Monday, January 31, 2011

Early Modern Verse

8. The Rape of Lucrece by William Shakespeare

This is not a book nor is it a play, it approaches the length of the latter and I feel like I deserve the credit of the former for reading it. This is a lyric poem, one of two attributed to Shakespeare including Venus and Adonis in my ginormous edition of The Collected Works of Shakespeare (the second Riverside edition, if you want to know). I'd read Venus and Adonis before, and found it amusing, this was my first read of Lucrece, which was predictably not amusing.

I did learn that the Rape of Lucrece is the founding myth of the Roman Republic, after the chaste Lucrece was raped by Tarquin, last king of Rome (that is, before the Caesars), and then killed herself, the people of Rome overthrew and banished him. Pretty cool that a woman had that power. Of course, not cool how she gets it.

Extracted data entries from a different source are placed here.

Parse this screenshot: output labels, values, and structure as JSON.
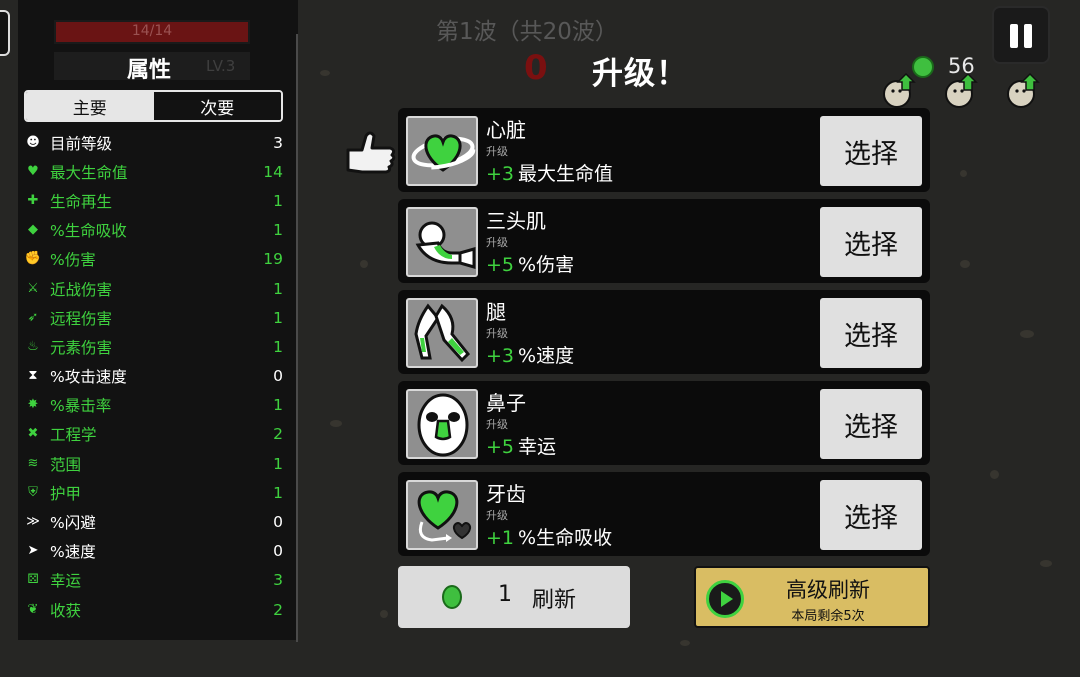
{
  "player": {
    "hp_text": "14/14",
    "hp_fraction": 1.0,
    "level_text": "LV.3"
  },
  "stats_panel": {
    "title": "属性",
    "tabs": [
      {
        "label": "主要",
        "active": true
      },
      {
        "label": "次要",
        "active": false
      }
    ],
    "stats": [
      {
        "icon": "level-icon",
        "glyph": "☻",
        "color": "#ffffff",
        "name": "目前等级",
        "value": "3"
      },
      {
        "icon": "heart-icon",
        "glyph": "♥",
        "color": "#3fd23f",
        "name": "最大生命值",
        "value": "14"
      },
      {
        "icon": "regen-icon",
        "glyph": "✚",
        "color": "#3fd23f",
        "name": "生命再生",
        "value": "1"
      },
      {
        "icon": "lifesteal-icon",
        "glyph": "◆",
        "color": "#3fd23f",
        "name": "%生命吸收",
        "value": "1"
      },
      {
        "icon": "damage-icon",
        "glyph": "✊",
        "color": "#3fd23f",
        "name": "%伤害",
        "value": "19"
      },
      {
        "icon": "melee-icon",
        "glyph": "⚔",
        "color": "#3fd23f",
        "name": "近战伤害",
        "value": "1"
      },
      {
        "icon": "ranged-icon",
        "glyph": "➶",
        "color": "#3fd23f",
        "name": "远程伤害",
        "value": "1"
      },
      {
        "icon": "elemental-icon",
        "glyph": "♨",
        "color": "#3fd23f",
        "name": "元素伤害",
        "value": "1"
      },
      {
        "icon": "attack-speed-icon",
        "glyph": "⧗",
        "color": "#ffffff",
        "name": "%攻击速度",
        "value": "0"
      },
      {
        "icon": "crit-icon",
        "glyph": "✸",
        "color": "#3fd23f",
        "name": "%暴击率",
        "value": "1"
      },
      {
        "icon": "engineering-icon",
        "glyph": "✖",
        "color": "#3fd23f",
        "name": "工程学",
        "value": "2"
      },
      {
        "icon": "range-icon",
        "glyph": "≋",
        "color": "#3fd23f",
        "name": "范围",
        "value": "1"
      },
      {
        "icon": "armor-icon",
        "glyph": "⛨",
        "color": "#3fd23f",
        "name": "护甲",
        "value": "1"
      },
      {
        "icon": "dodge-icon",
        "glyph": "≫",
        "color": "#ffffff",
        "name": "%闪避",
        "value": "0"
      },
      {
        "icon": "speed-icon",
        "glyph": "➤",
        "color": "#ffffff",
        "name": "%速度",
        "value": "0"
      },
      {
        "icon": "luck-icon",
        "glyph": "⚄",
        "color": "#3fd23f",
        "name": "幸运",
        "value": "3"
      },
      {
        "icon": "harvest-icon",
        "glyph": "❦",
        "color": "#3fd23f",
        "name": "收获",
        "value": "2"
      }
    ]
  },
  "wave": {
    "text": "第1波（共20波）",
    "timer": "0"
  },
  "level_up": {
    "title": "升级！"
  },
  "materials": {
    "count": "56"
  },
  "upgrades": [
    {
      "name": "心脏",
      "sub": "升级",
      "amount": "+3",
      "stat": "最大生命值",
      "button": "选择",
      "icon": "heart-organ-icon"
    },
    {
      "name": "三头肌",
      "sub": "升级",
      "amount": "+5",
      "stat": "%伤害",
      "button": "选择",
      "icon": "triceps-icon"
    },
    {
      "name": "腿",
      "sub": "升级",
      "amount": "+3",
      "stat": "%速度",
      "button": "选择",
      "icon": "legs-icon"
    },
    {
      "name": "鼻子",
      "sub": "升级",
      "amount": "+5",
      "stat": "幸运",
      "button": "选择",
      "icon": "nose-icon"
    },
    {
      "name": "牙齿",
      "sub": "升级",
      "amount": "+1",
      "stat": "%生命吸收",
      "button": "选择",
      "icon": "teeth-icon"
    }
  ],
  "reroll": {
    "cost": "1",
    "label": "刷新"
  },
  "premium_reroll": {
    "title": "高级刷新",
    "remaining": "本局剩余5次"
  },
  "colors": {
    "positive": "#3fd23f",
    "gold": "#d9bd63",
    "hp_red": "#6a1414"
  }
}
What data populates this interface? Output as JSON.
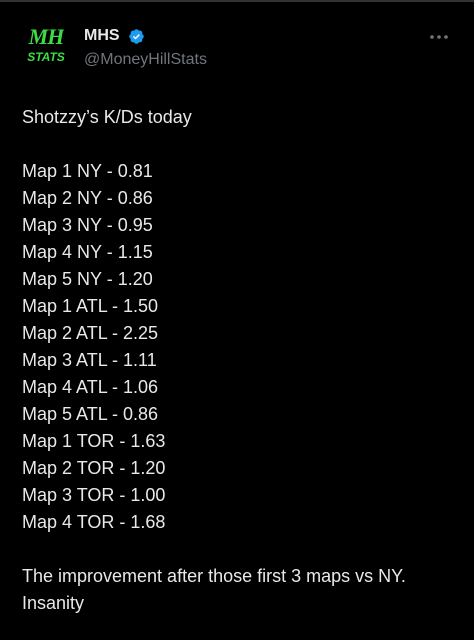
{
  "author": {
    "display_name": "MHS",
    "handle": "@MoneyHillStats",
    "avatar_text_line1": "MH",
    "avatar_text_line2": "STATS",
    "verified": true
  },
  "tweet": {
    "intro": "Shotzzy’s K/Ds today",
    "stats": [
      "Map 1 NY - 0.81",
      "Map 2 NY - 0.86",
      "Map 3 NY - 0.95",
      "Map 4 NY - 1.15",
      "Map 5 NY - 1.20",
      "Map 1 ATL - 1.50",
      "Map 2 ATL - 2.25",
      "Map 3 ATL - 1.11",
      "Map 4 ATL - 1.06",
      "Map 5 ATL - 0.86",
      "Map 1 TOR - 1.63",
      "Map 2 TOR - 1.20",
      "Map 3 TOR - 1.00",
      "Map 4 TOR - 1.68"
    ],
    "outro": [
      "The improvement after those first 3 maps vs NY.",
      "Insanity"
    ]
  },
  "colors": {
    "background": "#000000",
    "text_primary": "#e7e9ea",
    "text_secondary": "#71767b",
    "verified_blue": "#1d9bf0",
    "avatar_green": "#3ddc45"
  },
  "icons": {
    "verified": "verified-badge-icon",
    "more": "more-options-icon"
  }
}
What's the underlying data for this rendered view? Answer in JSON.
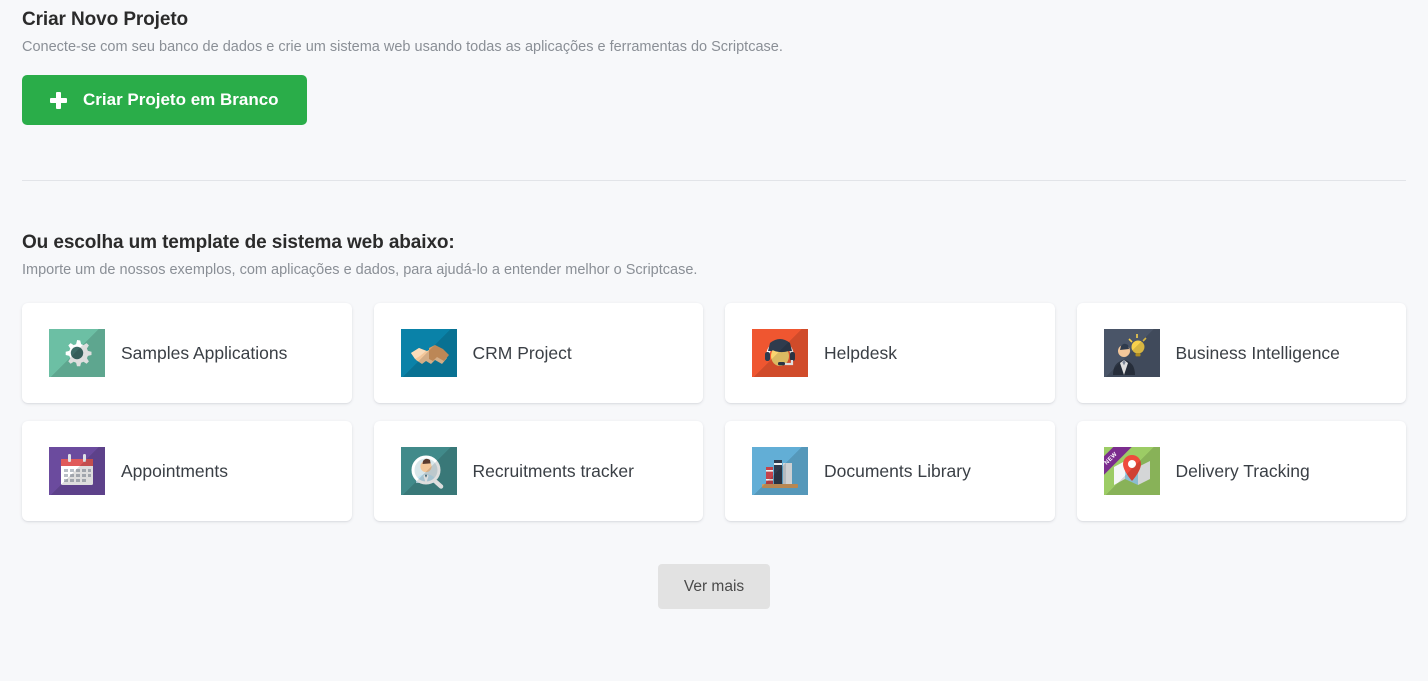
{
  "create_section": {
    "title": "Criar Novo Projeto",
    "subtitle": "Conecte-se com seu banco de dados e crie um sistema web usando todas as aplicações e ferramentas do Scriptcase.",
    "button_label": "Criar Projeto em Branco",
    "button_color": "#2aad49"
  },
  "templates_section": {
    "title": "Ou escolha um template de sistema web abaixo:",
    "subtitle": "Importe um de nossos exemplos, com aplicações e dados, para ajudá-lo a entender melhor o Scriptcase.",
    "cards": [
      {
        "label": "Samples Applications",
        "icon": "gear-icon",
        "bg": "#6cbfa4",
        "badge": ""
      },
      {
        "label": "CRM Project",
        "icon": "handshake-icon",
        "bg": "#0a82a8",
        "badge": ""
      },
      {
        "label": "Helpdesk",
        "icon": "headset-agent-icon",
        "bg": "#ef5630",
        "badge": ""
      },
      {
        "label": "Business Intelligence",
        "icon": "businessman-lightbulb-icon",
        "bg": "#4a5568",
        "badge": ""
      },
      {
        "label": "Appointments",
        "icon": "calendar-icon",
        "bg": "#6b4b9e",
        "badge": ""
      },
      {
        "label": "Recruitments tracker",
        "icon": "person-search-icon",
        "bg": "#418a8a",
        "badge": ""
      },
      {
        "label": "Documents Library",
        "icon": "books-icon",
        "bg": "#62aed6",
        "badge": ""
      },
      {
        "label": "Delivery Tracking",
        "icon": "map-pin-icon",
        "bg": "#9ccc65",
        "badge": "NEW"
      }
    ]
  },
  "footer": {
    "more_label": "Ver mais"
  }
}
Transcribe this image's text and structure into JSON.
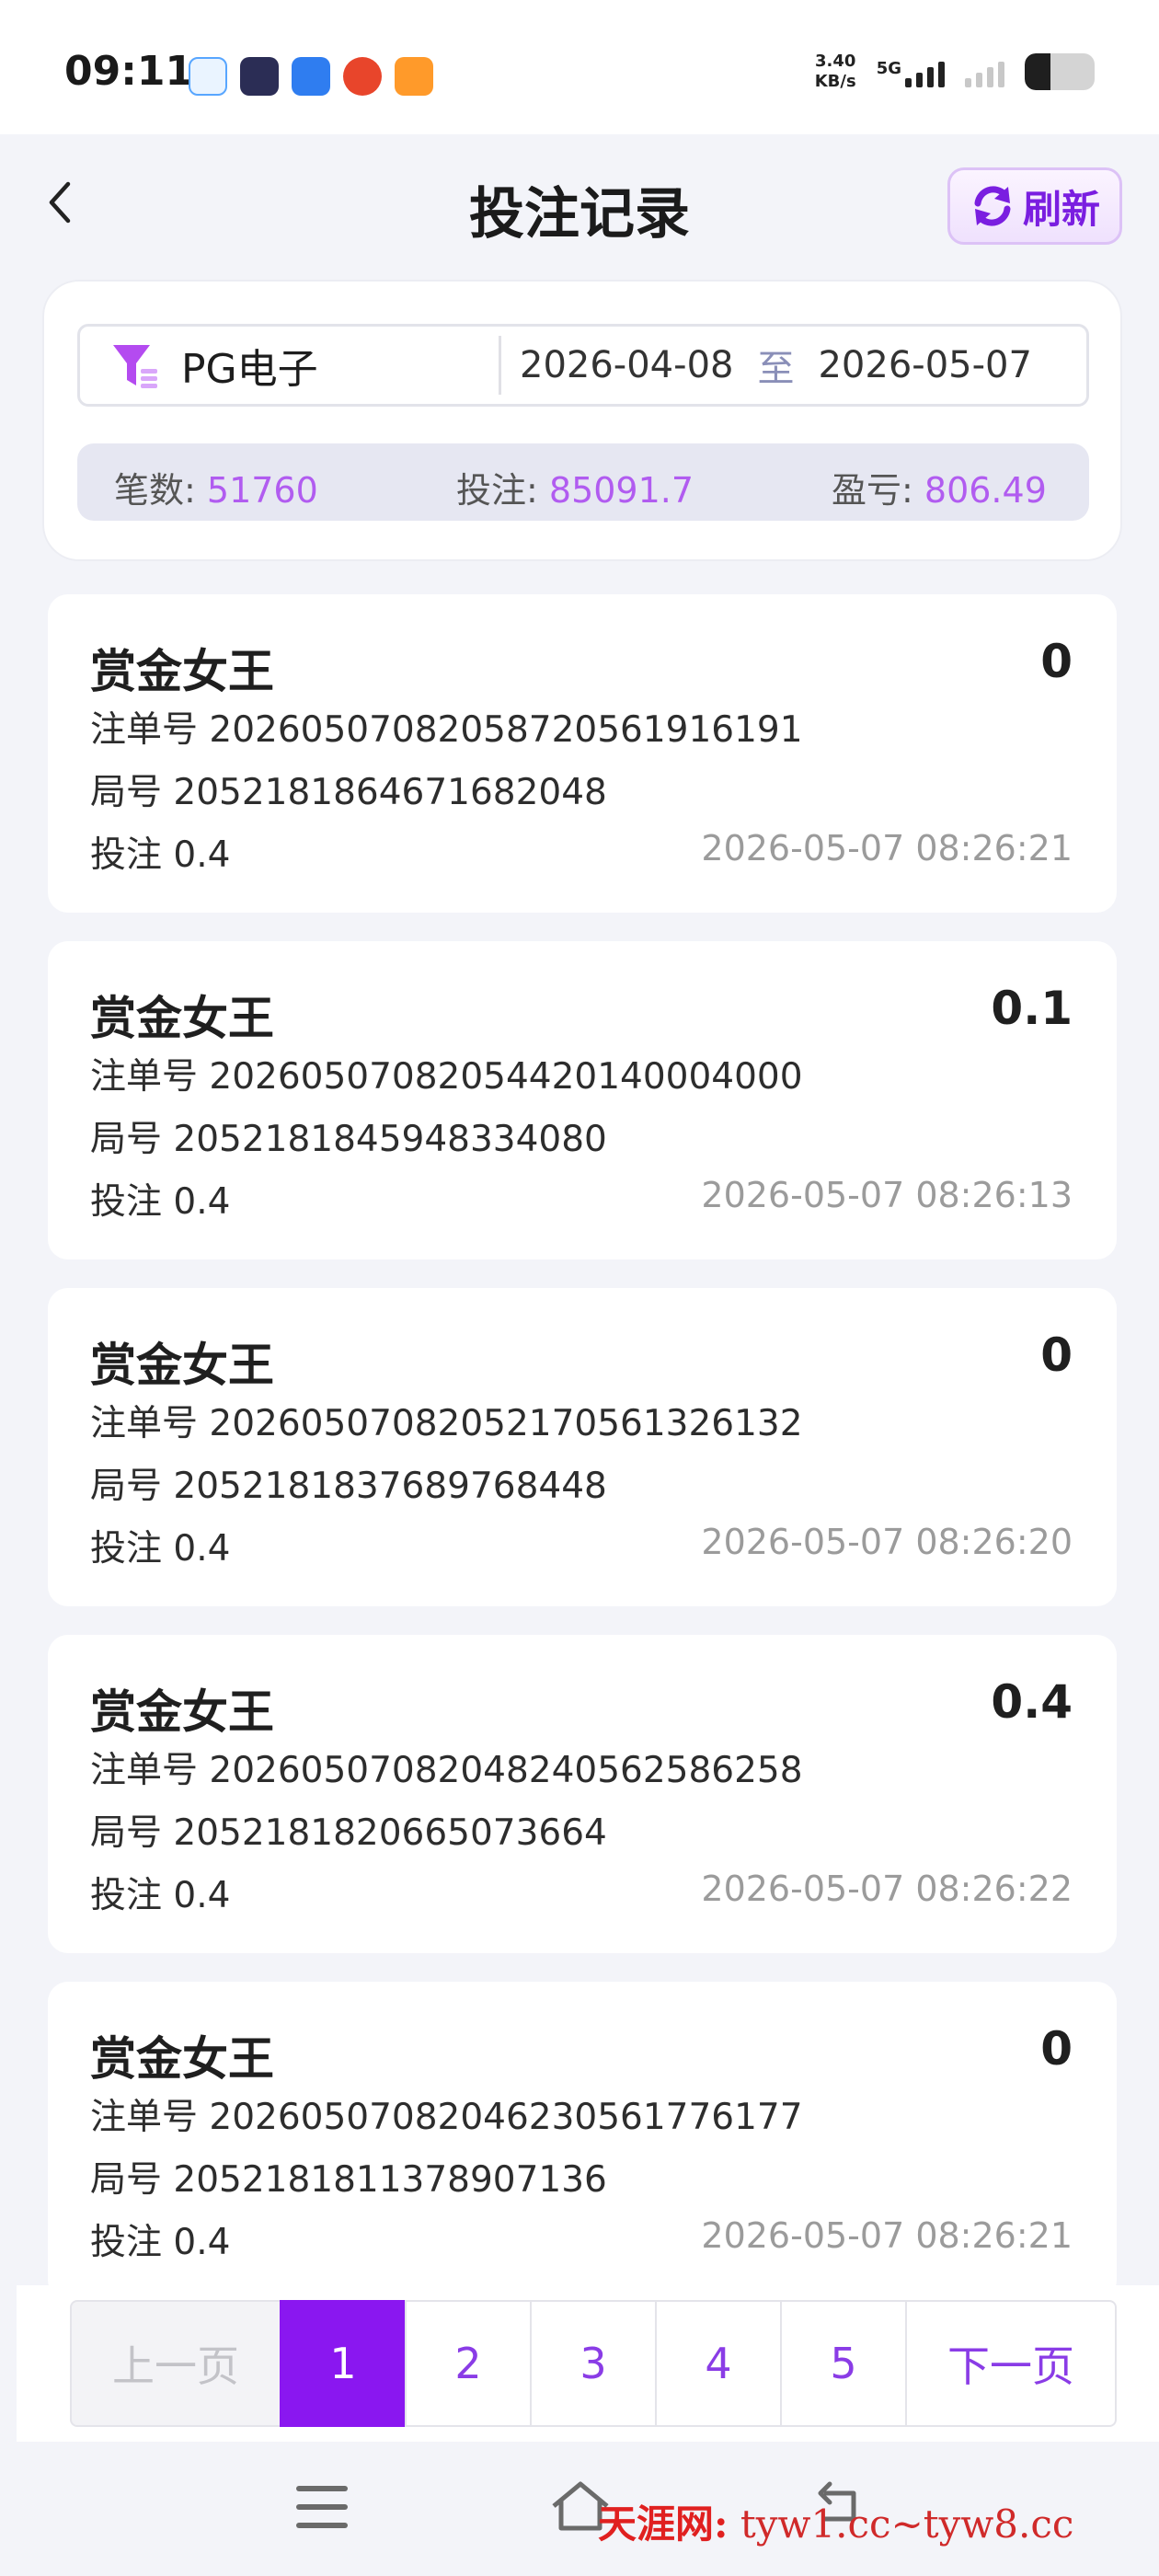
{
  "status_bar": {
    "time": "09:11",
    "net_speed_value": "3.40",
    "net_speed_unit": "KB/s",
    "network": "5G"
  },
  "header": {
    "title": "投注记录",
    "refresh_label": "刷新"
  },
  "filter": {
    "game": "PG电子",
    "date_from": "2026-04-08",
    "date_separator": "至",
    "date_to": "2026-05-07"
  },
  "summary": {
    "count_label": "笔数:",
    "count_value": "51760",
    "bet_label": "投注:",
    "bet_value": "85091.7",
    "profit_label": "盈亏:",
    "profit_value": "806.49"
  },
  "records": [
    {
      "game": "赏金女王",
      "amount": "0",
      "order": "注单号 20260507082058720561916191",
      "round": "局号 2052181864671682048",
      "bet": "投注 0.4",
      "time": "2026-05-07 08:26:21"
    },
    {
      "game": "赏金女王",
      "amount": "0.1",
      "order": "注单号 20260507082054420140004000",
      "round": "局号 2052181845948334080",
      "bet": "投注 0.4",
      "time": "2026-05-07 08:26:13"
    },
    {
      "game": "赏金女王",
      "amount": "0",
      "order": "注单号 20260507082052170561326132",
      "round": "局号 2052181837689768448",
      "bet": "投注 0.4",
      "time": "2026-05-07 08:26:20"
    },
    {
      "game": "赏金女王",
      "amount": "0.4",
      "order": "注单号 20260507082048240562586258",
      "round": "局号 2052181820665073664",
      "bet": "投注 0.4",
      "time": "2026-05-07 08:26:22"
    },
    {
      "game": "赏金女王",
      "amount": "0",
      "order": "注单号 20260507082046230561776177",
      "round": "局号 2052181811378907136",
      "bet": "投注 0.4",
      "time": "2026-05-07 08:26:21"
    }
  ],
  "pagination": {
    "prev": "上一页",
    "pages": [
      "1",
      "2",
      "3",
      "4",
      "5"
    ],
    "current": "1",
    "next": "下一页"
  },
  "watermark": {
    "site": "天涯网",
    "colon": ":",
    "urls": "tyw1.cc~tyw8.cc"
  },
  "colors": {
    "accent": "#8a17f0",
    "summary_value": "#b15cf0"
  }
}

This is in some ways a very standard lyric poem, it's got the iambic pentameter and the tiring repetition and descriptions of things that would appear to be meaningless in a modern novel (my professor would abhor it) but provide lots of fancy foreshadowing, metaphors, and allusions, which is the point. Shakespeare's poem is more dramatically-driven than most, I think, though I'm no expert. We get into Tarquin's head as he contemplates the deed, back and forth, then he sees Lucrece and goes completely evil on us. The innocent lamb of a Lucrece afterward becomes more interesting. We watch her go through realistic stages of feeling filthy, thinking everyone can see her shame, and then distracting herself with a painting of Troy. I really liked this ekphrastic device, especially about Troy, so reminiscent of Achilles' shield, and relevant to Roman history. She understands the traitor Sinon now and Helen and hates them, crying for Priam's wife Hecuba. Finally, her husband and father arrive, she reveals what occurred and stabs herself.

Lucrece may be a technically better work than its predecessor, but it's not my cup of tea. I still prefer the comedies over the tragedies in Shakespeare every time, though it's more to do with my preference to laugh than cry more than anything else, I suppose.